Quasars are not galaxies; despite decades of intense scrutiny, much remains to be learned about quasars, esp what's really going on in the central engine, and just what the accretion disk (and jet) can, and cannot, produce in the way of nucleosynthesis.
And since we're on the subject, another (more recent) mystery is the formation of the SMBH which lie at the heart of quasars (and the nuclei of - most? all?? - galaxies) - which begat what? Was there only one formation mechanism? Are the all alike anyway??
To be sure, it's a very exciting time to doing astronomy; and an even more exciting time to be doing observational cosmology, a field that's what, less than 50 years old (if you don't count Olbers and the Hubble relationship)? At the same time, it's also frustrating; I doubt that any of us will live to see some of today's central questions in cosmology resolved, let alone the answer to David Hilbert's sixth problem (http://mathworld.wolfram.com/HilbertsProblems.html) ("Can physics be axiomatized?" - this is one of only what, three (of 23) that remain, today, unsolved).
Hi Nereid.
I was responding to the OP (Rumours of the danger posed by HUDF-JD2 to consensus cosmology models) - your reply Garth (a good one) says nothing of HUDF-JD2, and the caveats I made about interpreting the meagre data we have on it.
I was expanding on roland's point above and I think the age problems are related. I discussed HUDF-JD2 in the former thread linked to above.
The point is that there are now several observations, I have referred to nine, in which old features, particularly high iron content, are observed at (mostly unambiguous) high red shift.
It takes time to synthesise iron and, as I quoted myself saying in post #2 above, we may have to revise our nucleosynthesis models, however, these observations may also be indications that the universe is older than we expect (http://sci.esa.int/science-e/www/object/index.cfm?fobjectid=30255). One possible explanation is that something is wrong with the way astronomers measure the age of objects in the Universe.

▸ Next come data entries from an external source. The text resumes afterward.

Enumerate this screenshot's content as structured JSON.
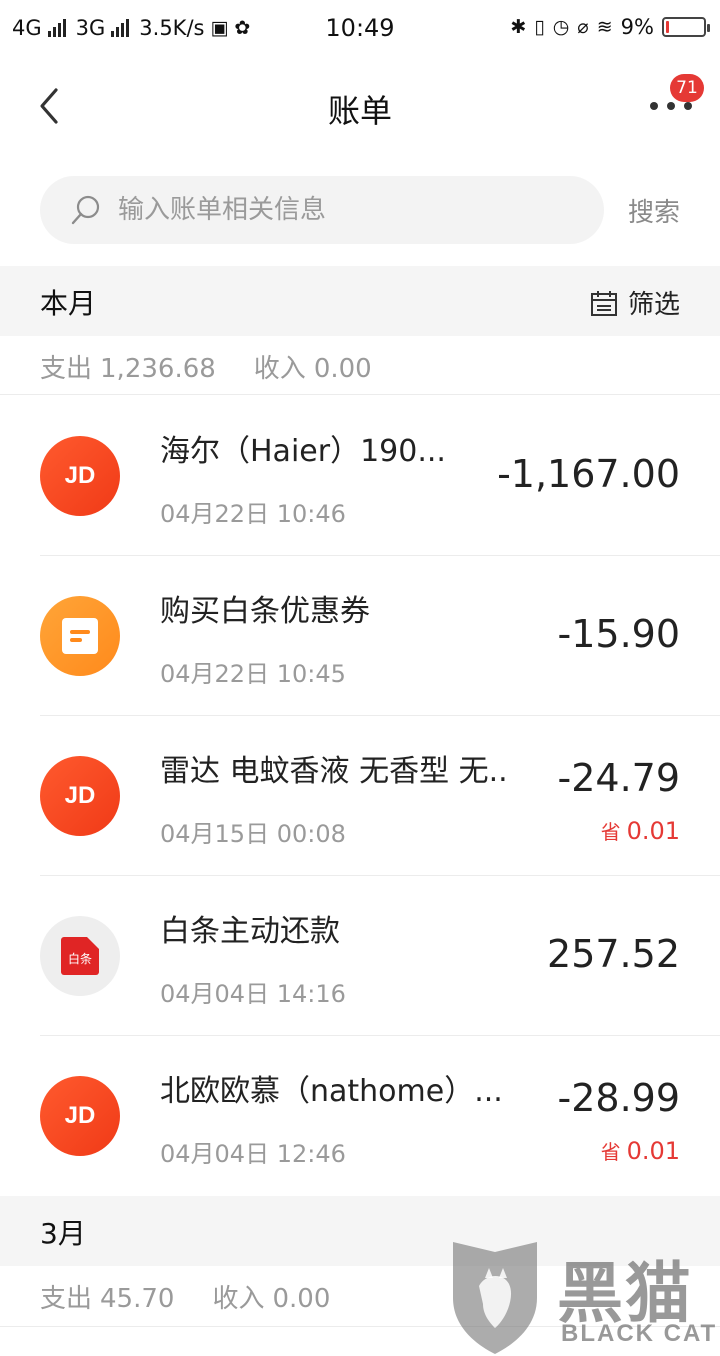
{
  "status_bar": {
    "network1": "4G",
    "network2": "3G",
    "speed": "3.5K/s",
    "time": "10:49",
    "battery_percent": "9%",
    "battery_level": 0.09
  },
  "nav": {
    "title": "账单",
    "badge": "71"
  },
  "search": {
    "placeholder": "输入账单相关信息",
    "button": "搜索"
  },
  "sections": [
    {
      "title": "本月",
      "filter_label": "筛选",
      "expense_label": "支出",
      "expense": "1,236.68",
      "income_label": "收入",
      "income": "0.00"
    },
    {
      "title": "3月",
      "expense_label": "支出",
      "expense": "45.70",
      "income_label": "收入",
      "income": "0.00"
    }
  ],
  "transactions": [
    {
      "title": "海尔（Haier）190...",
      "time": "04月22日 10:46",
      "amount": "-1,167.00",
      "avatar": "JD"
    },
    {
      "title": "购买白条优惠券",
      "time": "04月22日 10:45",
      "amount": "-15.90",
      "avatar": "coupon-icon"
    },
    {
      "title": "雷达 电蚊香液 无香型 无..",
      "time": "04月15日 00:08",
      "amount": "-24.79",
      "saving_label": "省",
      "saving": "0.01",
      "avatar": "JD"
    },
    {
      "title": "白条主动还款",
      "time": "04月04日 14:16",
      "amount": "257.52",
      "avatar": "白条"
    },
    {
      "title": "北欧欧慕（nathome）...",
      "time": "04月04日 12:46",
      "amount": "-28.99",
      "saving_label": "省",
      "saving": "0.01",
      "avatar": "JD"
    }
  ],
  "watermark": {
    "cn": "黑猫",
    "en": "BLACK CAT"
  },
  "colors": {
    "accent_red": "#e53935",
    "jd_orange": "#f03a17",
    "coupon_orange": "#ff8a1c",
    "section_bg": "#f5f5f5"
  }
}
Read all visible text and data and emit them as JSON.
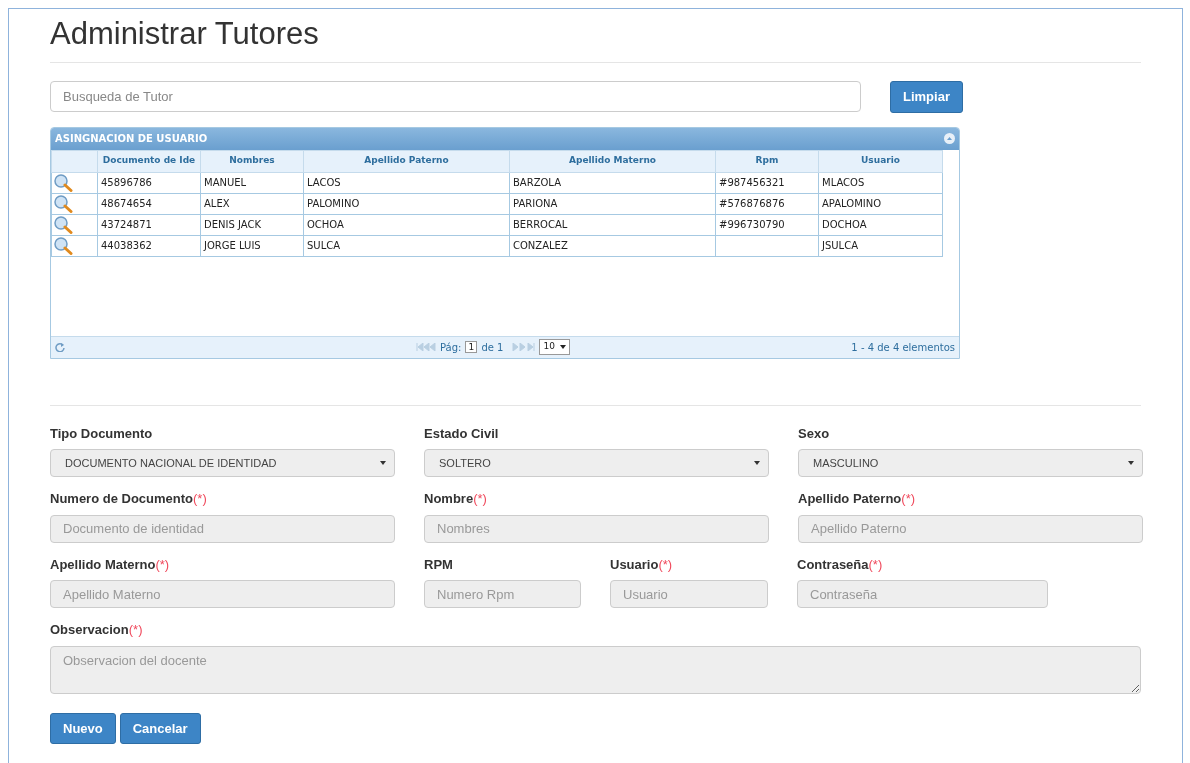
{
  "title": "Administrar Tutores",
  "search": {
    "placeholder": "Busqueda de Tutor",
    "button": "Limpiar"
  },
  "grid": {
    "caption": "ASINGNACION DE USUARIO",
    "columns": [
      "Documento de Ide",
      "Nombres",
      "Apellido Paterno",
      "Apellido Materno",
      "Rpm",
      "Usuario"
    ],
    "rows": [
      {
        "cells": [
          "45896786",
          "MANUEL",
          "LACOS",
          "BARZOLA",
          "#987456321",
          "MLACOS"
        ]
      },
      {
        "cells": [
          "48674654",
          "ALEX",
          "PALOMINO",
          "PARIONA",
          "#576876876",
          "APALOMINO"
        ]
      },
      {
        "cells": [
          "43724871",
          "DENIS JACK",
          "OCHOA",
          "BERROCAL",
          "#996730790",
          "DOCHOA"
        ]
      },
      {
        "cells": [
          "44038362",
          "JORGE LUIS",
          "SULCA",
          "CONZALEZ",
          "",
          "JSULCA"
        ]
      }
    ],
    "pager": {
      "page_label": "Pág:",
      "page": "1",
      "of": "de 1",
      "page_size": "10",
      "summary": "1 - 4 de 4 elementos"
    }
  },
  "form": {
    "rows": [
      [
        {
          "kind": "select",
          "label": "Tipo Documento",
          "value": "DOCUMENTO NACIONAL DE IDENTIDAD"
        },
        {
          "kind": "select",
          "label": "Estado Civil",
          "value": "SOLTERO"
        },
        {
          "kind": "select",
          "label": "Sexo",
          "value": "MASCULINO"
        }
      ],
      [
        {
          "kind": "input",
          "label": "Numero de Documento",
          "required": "(*)",
          "placeholder": "Documento de identidad"
        },
        {
          "kind": "input",
          "label": "Nombre",
          "required": "(*)",
          "placeholder": "Nombres"
        },
        {
          "kind": "input",
          "label": "Apellido Paterno",
          "required": "(*)",
          "placeholder": "Apellido Paterno"
        }
      ],
      [
        {
          "kind": "input",
          "label": "Apellido Materno",
          "required": "(*)",
          "placeholder": "Apellido Materno"
        },
        {
          "kind": "input",
          "label": "RPM",
          "placeholder": "Numero Rpm"
        },
        {
          "kind": "input",
          "label": "Usuario",
          "required": "(*)",
          "placeholder": "Usuario"
        },
        {
          "kind": "input",
          "label": "Contraseña",
          "required": "(*)",
          "placeholder": "Contraseña"
        }
      ],
      [
        {
          "kind": "textarea",
          "label": "Observacion",
          "required": "(*)",
          "placeholder": "Observacion del docente"
        }
      ]
    ],
    "buttons": [
      "Nuevo",
      "Cancelar"
    ]
  }
}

The almost-holy red shift-distance-age conversion would therefore be wrong. Fred Jansen, ESA's project scientist for XMM-Newton, explains that this would mean rewriting the textbooks. "If you study the evolution of the Universe, one of the basic rules is that we can tie redshift to age. One distinct possibility to explain these observations is that, at the redshift we are looking at, the Universe is older than we think."
If the older-Universe interpretation is wrong, there is only one other, stranger possibility, according to Jansen. Somewhere in the early Universe there must be undiscovered 'iron factories', producing the metal by unknown physical means. Understandably, Jansen is cautious about this, saying, "This is the less likely solution in my opinion."
That observational fact (old features in an early universe) has to be flagged up when critically accepting the standard theoretical cosmological model.